The Shipping Ministry is making a last-ditch attempt to help India enter the LNG shipbuilding space and join a select list of nations specialising in this business.

The floundering plan — first reported by BusinessLine — is being salvaged in the backdrop of two key developments since the beginning of the month.

One is the grand success of the IPO of Cochin Shipyard Ltd, the only local yard that has secured the technological capability to build such sophisticated tankers. The other is the exit of Arvind Panagariya from NITI Aayog, which found the plan not feasible.

Shipping Minister Nitin Gadkari is now scouting for ideas to make the plan work. The Ministry had been largely ignored by the Panagariya-led panel while writing a report on the feasibility of the plan at the behest of the PMO.

“The Shipping Minister is very upbeat about the plan, especially after the smashing success of the IPO of Cochin Shipyard, by defying all odds facing the industry,” a Ministry official said. “We will make a last push and go all out to make it happen.”

Cochin Shipyard was listed on the BSE on August 11, making it the first state-owned shipbuilder to be listed. It will utilise a part of the share sale proceeds to construct a new dry dock, its second, to help build larger ships including LNG carriers.

High cost

To conclude that the plan was not feasible, NITI Aayog cited the high cost — at least $100 million more — of building an initial set of LNG tankers in India, and the prospect of having to extend government counter-guarantees to the project.

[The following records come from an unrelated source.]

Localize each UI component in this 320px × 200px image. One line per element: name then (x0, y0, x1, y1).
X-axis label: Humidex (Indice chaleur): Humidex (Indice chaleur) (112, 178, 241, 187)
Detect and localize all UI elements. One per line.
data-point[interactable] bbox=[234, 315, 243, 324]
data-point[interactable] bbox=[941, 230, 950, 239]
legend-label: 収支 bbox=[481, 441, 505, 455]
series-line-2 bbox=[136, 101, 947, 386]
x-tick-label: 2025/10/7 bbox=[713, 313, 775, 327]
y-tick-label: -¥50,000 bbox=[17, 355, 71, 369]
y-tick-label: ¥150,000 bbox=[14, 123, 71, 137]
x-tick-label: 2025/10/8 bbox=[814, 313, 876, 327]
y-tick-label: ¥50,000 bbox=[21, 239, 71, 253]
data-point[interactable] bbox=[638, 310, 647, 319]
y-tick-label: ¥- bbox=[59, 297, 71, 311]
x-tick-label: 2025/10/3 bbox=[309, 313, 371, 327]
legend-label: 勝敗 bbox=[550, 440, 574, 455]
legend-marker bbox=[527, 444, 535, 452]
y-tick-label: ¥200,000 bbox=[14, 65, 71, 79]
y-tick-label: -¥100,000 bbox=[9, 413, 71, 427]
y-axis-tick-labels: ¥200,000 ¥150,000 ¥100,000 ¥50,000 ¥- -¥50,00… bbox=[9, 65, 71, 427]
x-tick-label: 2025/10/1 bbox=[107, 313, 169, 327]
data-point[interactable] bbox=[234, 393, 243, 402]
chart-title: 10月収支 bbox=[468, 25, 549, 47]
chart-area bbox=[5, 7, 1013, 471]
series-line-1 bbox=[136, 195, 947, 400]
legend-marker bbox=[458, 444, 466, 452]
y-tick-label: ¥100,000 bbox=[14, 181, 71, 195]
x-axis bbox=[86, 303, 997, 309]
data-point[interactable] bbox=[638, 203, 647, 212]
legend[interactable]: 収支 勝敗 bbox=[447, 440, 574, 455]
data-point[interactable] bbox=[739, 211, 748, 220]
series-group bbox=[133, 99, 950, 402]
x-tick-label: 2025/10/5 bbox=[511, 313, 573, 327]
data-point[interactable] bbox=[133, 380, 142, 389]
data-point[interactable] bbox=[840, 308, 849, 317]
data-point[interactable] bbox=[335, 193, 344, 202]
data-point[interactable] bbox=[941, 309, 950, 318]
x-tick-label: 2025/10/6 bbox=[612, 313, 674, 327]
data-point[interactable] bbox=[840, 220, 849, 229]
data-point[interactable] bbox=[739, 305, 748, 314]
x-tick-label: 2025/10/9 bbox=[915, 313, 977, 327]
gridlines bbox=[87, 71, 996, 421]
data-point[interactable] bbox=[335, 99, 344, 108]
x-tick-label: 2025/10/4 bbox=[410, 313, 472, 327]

“He (Panagariya) is no longer there,” the Ministry official said. The government has since named economist Rajiv Kumar, a senior fellow at the Centre for Policy Research, to helm NITI Aayog.

The Shipping Ministry concedes that the high initial cost of constructing LNG tankers in India is a “matter of concern”. “But that is the price we have to pay for getting started on a new business segment. We are willing to work around that by giving a helping hand,” the official said.

Unlike earlier prime ministers, Narendra Modi has taken a keen interest in shipbuilding and had even visited the main yard of Hyundai Heavy Industries, the world’s largest shipbuilder, at Ulsan during a visit to South Korea in May 2015.

Cochin Shipyard has signed a technology collaboration pact with South Korea’s Samsung Heavy Industries Co Ltd to build LNG ships. This came after External Affairs Minister Sushma Swaraj lobbied with Seoul. The firm also secured a licence from GTT, France, to use its patented Mark-III LNG containment systems.